It's been a bumpy ride for the Giannis Antetokounmpo era of Milwaukee Bucks basketball, and the 2021 championship almost feels like it happened in a different time and place. Back then, you could ride two superstars and some role players to a title if everything broke right. But that playbook is dead now, and thankfully, the Bucks front office seems to understand that too.
Watch any contender today and you'll see the same thing: waves of talent coming at you in 12-minute stretches. The defending champions boast playable talent throughout their bench. Denver has legitimate scoring threats one through nine. Even teams like Orlando are building rosters where their eighth man could start for half the league.
This is where the league is today, and Milwaukee has one foot in the door and one foot out; they're still banking on Giannis doing everything while hoping their supporting cast doesn't completely fall apart.
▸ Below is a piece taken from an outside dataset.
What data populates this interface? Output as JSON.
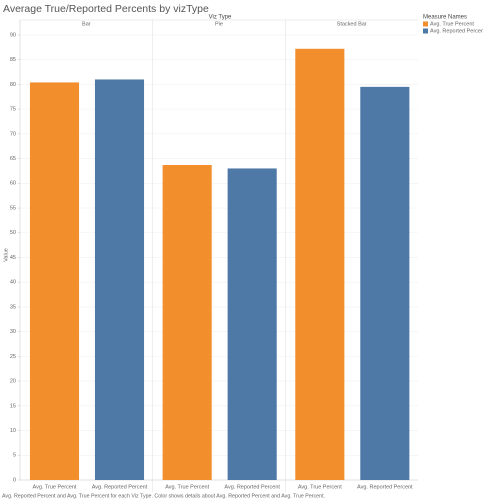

The Milwaukee Bucks need to adapt with the rest of the NBA
The modern NBA punishes teams that can't survive their star's rest minutes. Giannis sits, and suddenly you're watching Kyle Kuzma try to create offense for a bench unit that looks lost without their anchor. That's not championship basketball anymore—that's first-round exit basketball.
That's just how things are: you simply need depth to succeed in the modern NBA. Giannis can't do it alone, and the Bucks haven't fully realized the importance of having multiple options around their star. Up until perhaps recently, it has felt like their priority was always making moves for big names instead of building a roster that can function at multiple levels.
The past few seasons have shown us that one injury, one off night, one foul trouble situation, and their entire system crumbles. Look at their playoff runs since 2021. Every loss comes down to the same problem: when Plan A (feed Giannis) doesn't work, there is no Plan B. Other teams have five different ways to hurt you. Milwaukee has one, and everyone knows exactly what's coming.
The front office (and for that matter, the coaching staff, too) seems stuck in this weird middle ground where they know they need more talent but refuse to admit their current approach isn't working. They'll trade for another declining veteran or sign another past-his-prime shooter, then act surprised when the depth issues show up again in May.
Of course, the good news is that they've addressed that somewhat this offseason. Any one of Gary Trent Jr., Kevin Porter Jr., Cole Anthony, even AJ Green, and Taurean Prince could net you an efficient 15 any given night. All of them bring particular skills to the table that fit perfectly around the playmaking chops of Antetokounmpo. The point is, they have multiple X-factors on this roster today.
Giannis is still in his prime. He's still capable of carrying a championship team. But he needs an organization that understands championship basketball has evolved beyond the superstar-plus-scrubs model. The window isn't closed yet, but it's getting smaller every season they waste trying to recreate 2021 instead of building for 2025.
Evolution or extinction. Those are Milwaukee's only options now.